The EPA is a natural fit among the other cabinet departments. Our mission – to protect human health and safeguard the environment – both complements and contributes to the overall service of the cabinet. Already I have found my participation at the cabinet level helpful in navigating the many important areas of overlap between the work of EPA and other departments including Energy, Agriculture, Interior, Housing, and Labor. Quite frankly, I cannot think of a cabinet department with whom EPA does not interact. I would consider it vital to the work of future Administrators – and vital to our country – to assure similar cooperation and participation in the future.
The time has come to establish EPA as a full member of the cabinet, and doing so would be consistent with observations of state governments as well as our international counterparts.
As Governor of New Jersey, I felt it important to have my Environmental Commissioner as part of my cabinet. I find it instructive that all but five of the states that have a formal cabinet include the head of the environmental agency at that level. As President Bush calls for increased cooperation between federal environmental regulators and state and local governments, it is appropriate to follow their leadership on this issue.

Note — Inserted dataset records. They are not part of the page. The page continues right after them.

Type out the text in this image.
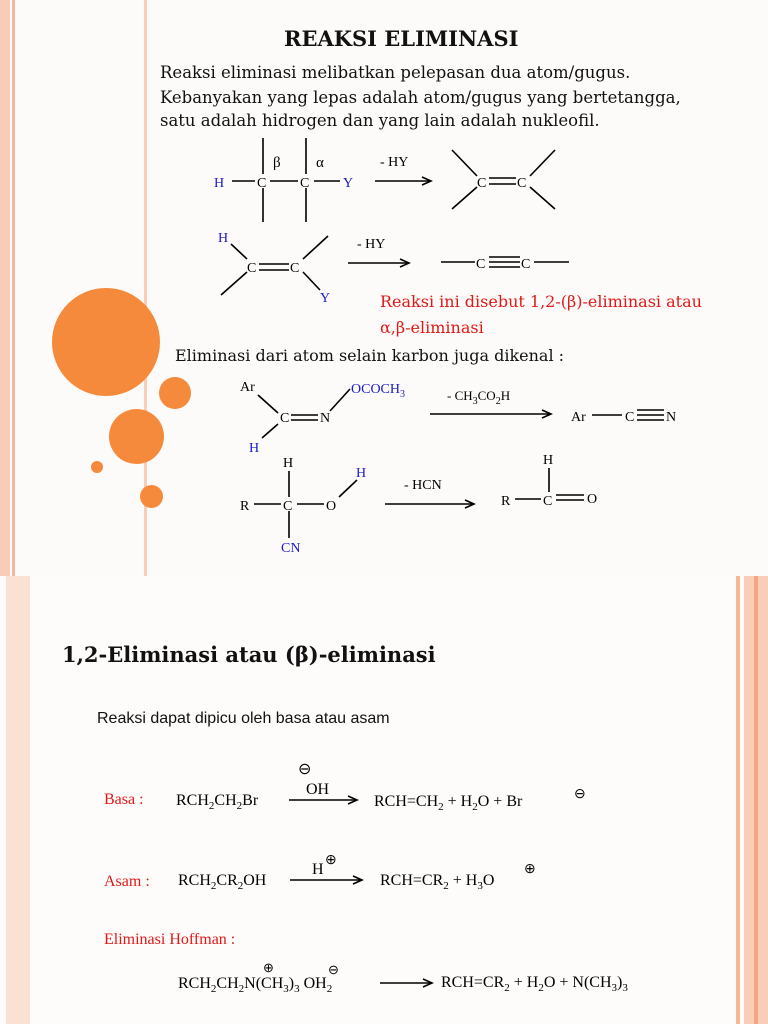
REAKSI ELIMINASI
Reaksi eliminasi melibatkan pelepasan dua atom/gugus.
Kebanyakan yang lepas adalah atom/gugus yang bertetangga,
satu adalah hidrogen dan yang lain adalah nukleofil.
Reaksi ini disebut 1,2-(β)-eliminasi atau
α,β-eliminasi
Eliminasi dari atom selain karbon juga dikenal :
H C C Y
β α	- HY
C C
H
C C
Y
- HY
C	C
Ar
C N
H
$OCOCH_3$	- $CH_3CO_2H$
Ar	C N
H
R C O
H
CN
- HCN
H
R C O
1,2-Eliminasi atau (β)-eliminasi
Reaksi dapat dipicu oleh basa atau asam
Basa : $RCH_2CH_2Br$
⊖
OH
$RCH=CH_2 + H_2O + Br$	⊖
Asam : $RCH_2CR_2OH$
H
⊕
$RCH=CR_2 + H_3O$
⊕
Eliminasi Hoffman :
⊕	⊖
$RCH_2CH_2N(CH_3)_3$ $OH_2$	$RCH=CR_2 + H_2O + N(CH_3)_3$
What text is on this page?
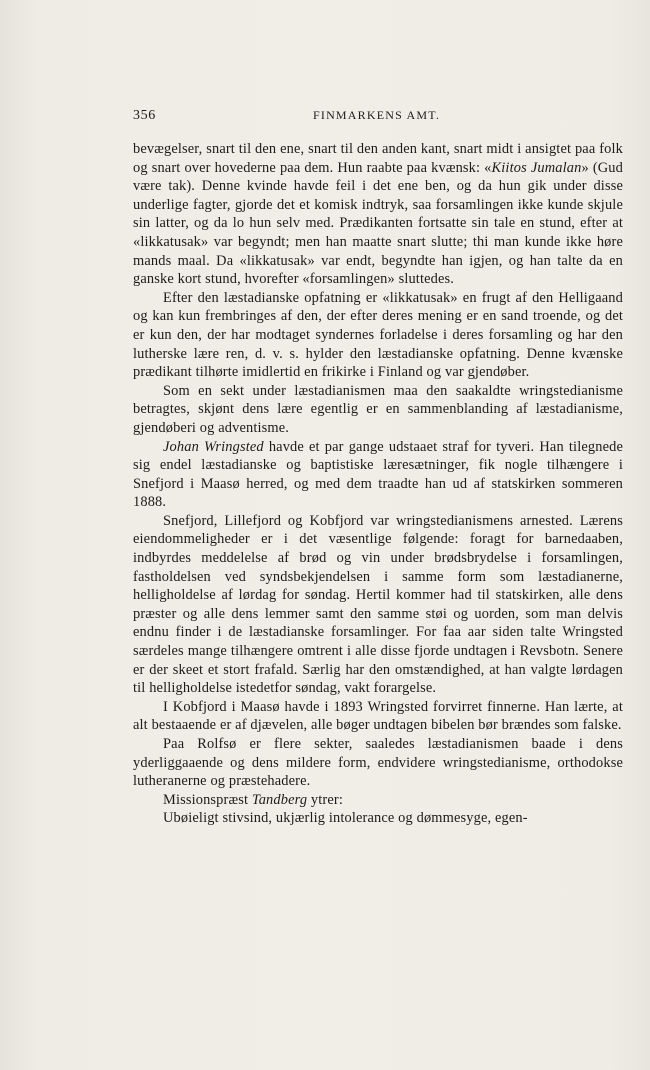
356	FINMARKENS AMT.

bevægelser, snart til den ene, snart til den anden kant, snart midt i ansigtet paa folk og snart over hovederne paa dem. Hun raabte paa kvænsk: «Kiitos Jumalan» (Gud være tak). Denne kvinde havde feil i det ene ben, og da hun gik under disse underlige fagter, gjorde det et komisk indtryk, saa forsamlingen ikke kunde skjule sin latter, og da lo hun selv med. Prædikanten fortsatte sin tale en stund, efter at «likkatusak» var begyndt; men han maatte snart slutte; thi man kunde ikke høre mands maal. Da «likkatusak» var endt, begyndte han igjen, og han talte da en ganske kort stund, hvorefter «forsamlingen» sluttedes.

Efter den læstadianske opfatning er «likkatusak» en frugt af den Helligaand og kan kun frembringes af den, der efter deres mening er en sand troende, og det er kun den, der har modtaget syndernes forladelse i deres forsamling og har den lutherske lære ren, d. v. s. hylder den læstadianske opfatning. Denne kvænske prædikant tilhørte imidlertid en frikirke i Finland og var gjendøber.

Som en sekt under læstadianismen maa den saakaldte wringstedianisme betragtes, skjønt dens lære egentlig er en sammenblanding af læstadianisme, gjendøberi og adventisme.

Johan Wringsted havde et par gange udstaaet straf for tyveri. Han tilegnede sig endel læstadianske og baptistiske læresætninger, fik nogle tilhængere i Snefjord i Maasø herred, og med dem traadte han ud af statskirken sommeren 1888.

Snefjord, Lillefjord og Kobfjord var wringstedianismens arnested. Lærens eiendommeligheder er i det væsentlige følgende: foragt for barnedaaben, indbyrdes meddelelse af brød og vin under brødsbrydelse i forsamlingen, fastholdelsen ved syndsbekjendelsen i samme form som læstadianerne, helligholdelse af lørdag for søndag. Hertil kommer had til statskirken, alle dens præster og alle dens lemmer samt den samme støi og uorden, som man delvis endnu finder i de læstadianske forsamlinger. For faa aar siden talte Wringsted særdeles mange tilhængere omtrent i alle disse fjorde undtagen i Revsbotn. Senere er der skeet et stort frafald. Særlig har den omstændighed, at han valgte lørdagen til helligholdelse istedetfor søndag, vakt forargelse.

I Kobfjord i Maasø havde i 1893 Wringsted forvirret finnerne. Han lærte, at alt bestaaende er af djævelen, alle bøger undtagen bibelen bør brændes som falske.

Paa Rolfsø er flere sekter, saaledes læstadianismen baade i dens yderliggaaende og dens mildere form, endvidere wringstedianisme, orthodokse lutheranerne og præstehadere.

Missionspræst Tandberg ytrer:

Ubøieligt stivsind, ukjærlig intolerance og dømmesyge, egen-
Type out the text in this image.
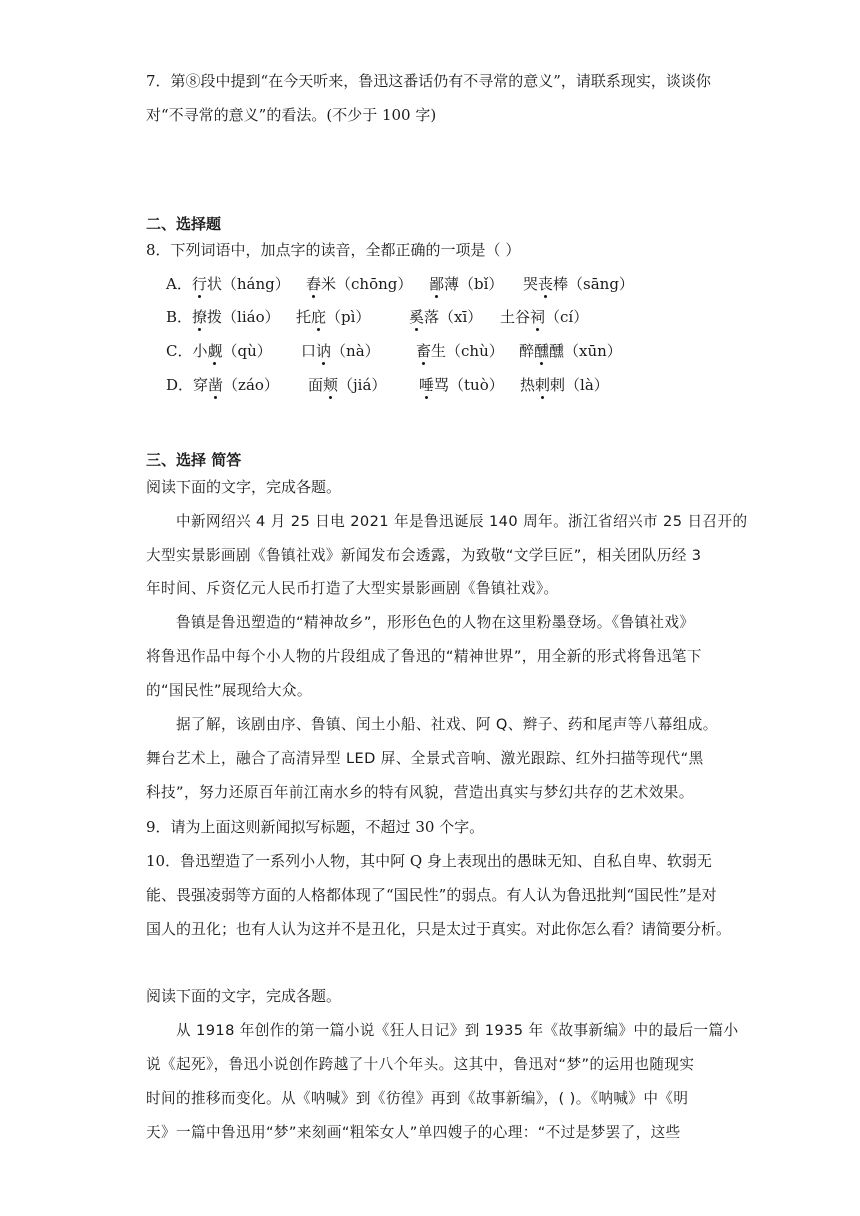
7．第⑧段中提到“在今天听来，鲁迅这番话仍有不寻常的意义”，请联系现实，谈谈你
对“不寻常的意义”的看法。(不少于 100 字)
二、选择题
8．下列词语中，加点字的读音，全都正确的一项是（ ）
A．行状（háng） 舂米（chōng） 鄙薄（bǐ） 哭丧棒（sāng）
B．撩拨（liáo） 托庇（pì）	奚落（xī） 土谷祠（cí）
C．小觑（qù） 口讷（nà） 畜生（chù） 醉醺醺（xūn）
D．穿凿（záo） 面颊（jiá） 唾骂（tuò） 热剌剌（là）
三、选择 简答
阅读下面的文字，完成各题。
中新网绍兴 4 月 25 日电 2021 年是鲁迅诞辰 140 周年。浙江省绍兴市 25 日召开的
大型实景影画剧《鲁镇社戏》新闻发布会透露，为致敬“文学巨匠”，相关团队历经 3
年时间、斥资亿元人民币打造了大型实景影画剧《鲁镇社戏》。
鲁镇是鲁迅塑造的“精神故乡”，形形色色的人物在这里粉墨登场。《鲁镇社戏》
将鲁迅作品中每个小人物的片段组成了鲁迅的“精神世界”，用全新的形式将鲁迅笔下
的“国民性”展现给大众。
据了解，该剧由序、鲁镇、闰土小船、社戏、阿 Q、辫子、药和尾声等八幕组成。
舞台艺术上，融合了高清异型 LED 屏、全景式音响、激光跟踪、红外扫描等现代“黑
科技”，努力还原百年前江南水乡的特有风貌，营造出真实与梦幻共存的艺术效果。
9．请为上面这则新闻拟写标题，不超过 30 个字。
10．鲁迅塑造了一系列小人物，其中阿 Q 身上表现出的愚昧无知、自私自卑、软弱无
能、畏强凌弱等方面的人格都体现了“国民性”的弱点。有人认为鲁迅批判“国民性”是对
国人的丑化；也有人认为这并不是丑化，只是太过于真实。对此你怎么看？请简要分析。
阅读下面的文字，完成各题。
从 1918 年创作的第一篇小说《狂人日记》到 1935 年《故事新编》中的最后一篇小
说《起死》，鲁迅小说创作跨越了十八个年头。这其中，鲁迅对“梦”的运用也随现实
时间的推移而变化。从《呐喊》到《彷徨》再到《故事新编》，( )。《呐喊》中《明
天》一篇中鲁迅用“梦”来刻画“粗笨女人”单四嫂子的心理：“不过是梦罢了，这些
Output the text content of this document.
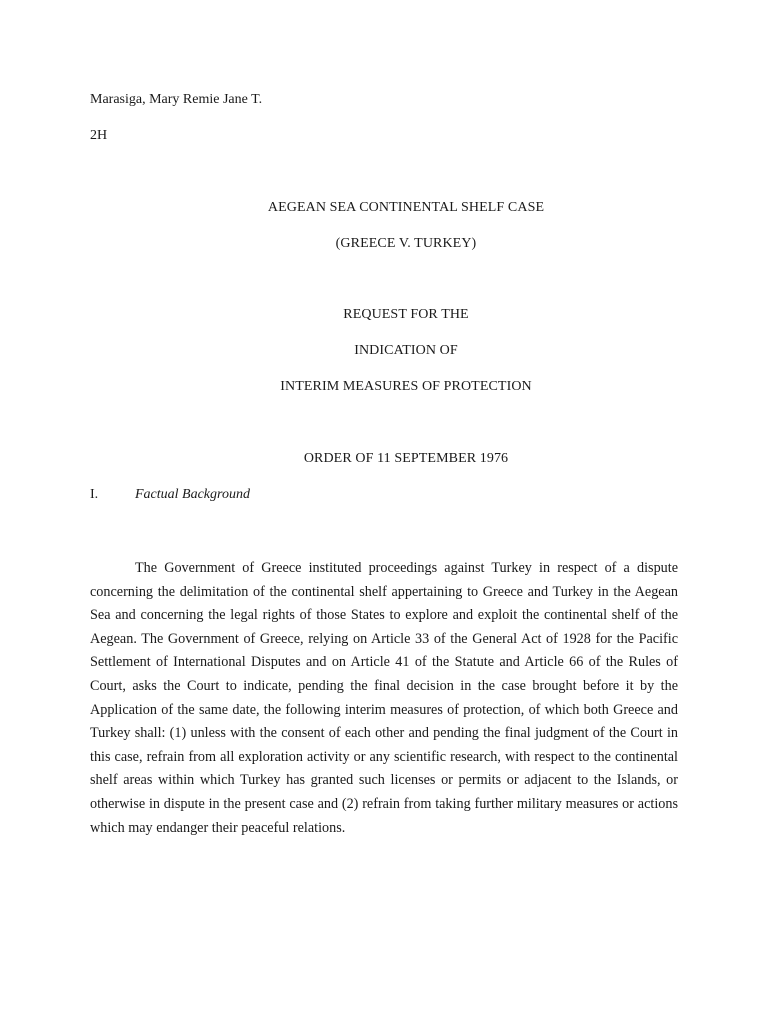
Marasiga, Mary Remie Jane T.
2H
AEGEAN SEA CONTINENTAL SHELF CASE
(GREECE V. TURKEY)
REQUEST FOR THE
INDICATION OF
INTERIM MEASURES OF PROTECTION
ORDER OF 11 SEPTEMBER 1976
I.	Factual Background

The Government of Greece instituted proceedings against Turkey in respect of a dispute concerning the delimitation of the continental shelf appertaining to Greece and Turkey in the Aegean Sea and concerning the legal rights of those States to explore and exploit the continental shelf of the Aegean. The Government of Greece, relying on Article 33 of the General Act of 1928 for the Pacific Settlement of International Disputes and on Article 41 of the Statute and Article 66 of the Rules of Court, asks the Court to indicate, pending the final decision in the case brought before it by the Application of the same date, the following interim measures of protection, of which both Greece and Turkey shall: (1) unless with the consent of each other and pending the final judgment of the Court in this case, refrain from all exploration activity or any scientific research, with respect to the continental shelf areas within which Turkey has granted such licenses or permits or adjacent to the Islands, or otherwise in dispute in the present case and (2) refrain from taking further military measures or actions which may endanger their peaceful relations.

Further, the environment continues to play a central role in international relations. This legislation would bring the United States on par with the rest of the G-8 countries and more than sixty others by establishing a Secretary of the Environment.
I am pleased that Congress supports this important step. Both the Boxer/Collins bill, S. 159, and the Boehlert/Borski bill, H.R. 2438, would elevate EPA to cabinet status and both provide for the orderly transfer of responsibilities from the Agency to the Department. Moreover, both bills are “clean bills,” in that they exclude extraneous policy issues that in the past have derailed the legislative process to establish a Department of the Environment.
While the Boxer/Collins bill is more prescriptive, technical changes could be made. I believe that the Boehlert/Borski bill provides the Agency with the flexibility it needs to ensure that the transition to Cabinet status goes as smoothly and efficiently as possible.
The justification for placing EPA in the cabinet is compelling. Creating a Department of the Environment will ensure that our country prioritizes this issue today and long into the future. As I have said repeatedly, my aim for this agency is to leave America’s air cleaner, water purer, and land better protected than when I arrived. I enjoy the full support of the President in pursuit of this goal. Elevating the EPA to cabinet level will assure that future Administrators are able to set – and achieve – similar goals in the future.
Taking this step will be a reflection of the importance the Congress and the President place on the environment in America today.
Thank you for allowing me to appear before you, and I would be happy, now, to take any questions you might have.